Keesokan harinya. Aku, Bunda, dan ka Hans sedang berada di ruang makan untuk sarapan bersama. Nampaknya ada yang ingin Bunda sampaikan kepadaku.
"Sayang, hari ini Bunda mau pergi, ada urusan yang harus Bunda selesaikan. Jadi biar Ka Hans aja ya yang anter kamu daftarnya."
Aku yang saat itu sedang makan mendadak berhenti dan langsung diam membisu setelah mendengar perkataan Bunda barusan. Aku takut telinga ini salah mendengar. Hati ini antara percaya tak percaya bila Bunda benar-benar mengatakan itu, yang artinya Bunda memberikanku izin.
"Gak apa-apa kan, Sayang?"
"Bun, Bunda serius. Bunda bener-bener ngizinin Hanin?" tanyaku masih tidak percaya.
Bunda hanya menjawabnya dengan menganggukkan kepala sambil tersenyum. Tidak dapat membendung kebahagiaan yang ada di hati, aku beranjak dari dudukku dan langsung memeluk Bunda. Serasa mimpi mendengar kenyataan ini. Hal yang menurutku tidak mungkin, namun menjadi mungkin. Sungguh bahagianya hati ini.
"Makasih ya, Bun."
"Tapi kamu harus janji sama Bunda, jaga kesehatan kamu!"
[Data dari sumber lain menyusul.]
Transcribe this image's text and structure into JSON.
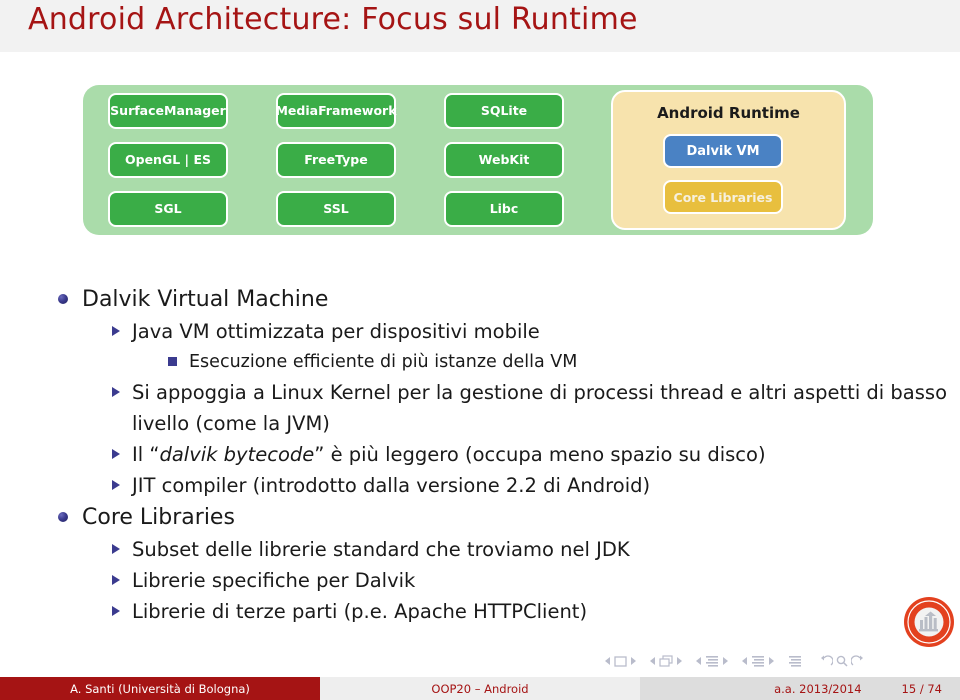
{
  "slide": {
    "title": "Android Architecture: Focus sul Runtime",
    "title_color": "#a51414"
  },
  "diagram": {
    "name": "android-architecture-libraries-runtime",
    "container_color": "#aadcaa",
    "box_color": "#3aad47",
    "columns": [
      {
        "boxes": [
          {
            "lines": [
              "Surface",
              "Manager"
            ]
          },
          {
            "lines": [
              "OpenGL | ES"
            ]
          },
          {
            "lines": [
              "SGL"
            ]
          }
        ]
      },
      {
        "boxes": [
          {
            "lines": [
              "Media",
              "Framework"
            ]
          },
          {
            "lines": [
              "FreeType"
            ]
          },
          {
            "lines": [
              "SSL"
            ]
          }
        ]
      },
      {
        "boxes": [
          {
            "lines": [
              "SQLite"
            ]
          },
          {
            "lines": [
              "WebKit"
            ]
          },
          {
            "lines": [
              "Libc"
            ]
          }
        ]
      }
    ],
    "runtime": {
      "title": "Android Runtime",
      "panel_color": "#f7e3ad",
      "dalvik_vm": {
        "label": "Dalvik VM",
        "color": "#4a82c4"
      },
      "core_libraries": {
        "label": "Core Libraries",
        "color": "#e8bf3e"
      }
    }
  },
  "content": {
    "bullet_color": "#3b3b8f",
    "items": [
      {
        "level": 1,
        "marker": "disc",
        "text": "Dalvik Virtual Machine"
      },
      {
        "level": 2,
        "marker": "triangle",
        "text": "Java VM ottimizzata per dispositivi mobile"
      },
      {
        "level": 3,
        "marker": "square",
        "text": "Esecuzione efficiente di più istanze della VM"
      },
      {
        "level": 2,
        "marker": "triangle",
        "text": "Si appoggia a Linux Kernel per la gestione di processi thread e altri aspetti di basso livello (come la JVM)"
      },
      {
        "level": 2,
        "marker": "triangle",
        "text": "Il “dalvik bytecode” è più leggero (occupa meno spazio su disco)",
        "italic_part": "dalvik bytecode"
      },
      {
        "level": 2,
        "marker": "triangle",
        "text": "JIT compiler (introdotto dalla versione 2.2 di Android)"
      },
      {
        "level": 1,
        "marker": "disc",
        "text": "Core Libraries"
      },
      {
        "level": 2,
        "marker": "triangle",
        "text": "Subset delle librerie standard che troviamo nel JDK"
      },
      {
        "level": 2,
        "marker": "triangle",
        "text": "Librerie specifiche per Dalvik"
      },
      {
        "level": 2,
        "marker": "triangle",
        "text": "Librerie di terze parti (p.e. Apache HTTPClient)"
      }
    ]
  },
  "navigation": {
    "icons": [
      "prev-slide-arrow-icon",
      "slide-icon",
      "next-slide-arrow-icon",
      "prev-frame-arrow-icon",
      "frames-icon",
      "next-frame-arrow-icon",
      "prev-subsection-arrow-icon",
      "subsection-icon",
      "next-subsection-arrow-icon",
      "prev-section-arrow-icon",
      "section-icon",
      "next-section-arrow-icon",
      "document-icon",
      "back-icon",
      "search-icon",
      "forward-icon"
    ]
  },
  "logo": {
    "name": "university-of-bologna-seal",
    "color": "#e3411f"
  },
  "footer": {
    "author": "A. Santi  (Università di Bologna)",
    "course": "OOP20 – Android",
    "academic_year": "a.a. 2013/2014",
    "page": "15 / 74",
    "author_bg": "#a51414",
    "course_bg": "#eeeeee",
    "right_bg": "#dddddd"
  }
}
"Siap Bun," ujarku sambil tersenyum ke arah Ka Hans, karena aku yakin semua ini berkat Ka Hans.
Ka Hans pun membalas senyumanku. Dan kami kembali melanjutkan sarapan yang sempat tertunda.
Sebuah langkah terdengar semakin mendekat menuju meja makan, dengan stylenya yang pashioneblle dan wajah yang begitu cantik . Ka Sandra menghampiri Bunda dan mencium kening Bunda sambil menyapa.
"Pagi, Bunda."
"Pagi, Sayang..." jawab Bunda.
Ka Sandra langsung meneruskan langkahnya dan kemudian duduk di samping Ka Hans. Lalu mengambil sehelai roti dan meletakkannya di atas piring. Kemudian di lanjutkan mengambil selai coklat.
"Bun, hari ini Sandra pinjem mobil Bunda yah. Soalnya mobil Sandra lagi di bengkel."
"Hari ini Bunda ada urusan Sayang, jadi mobilnya Bunda pake."
"Ya udah yang satu lagi aja Bun, boleh yah."
"Yang satu lagi mau di pake sama Hanin."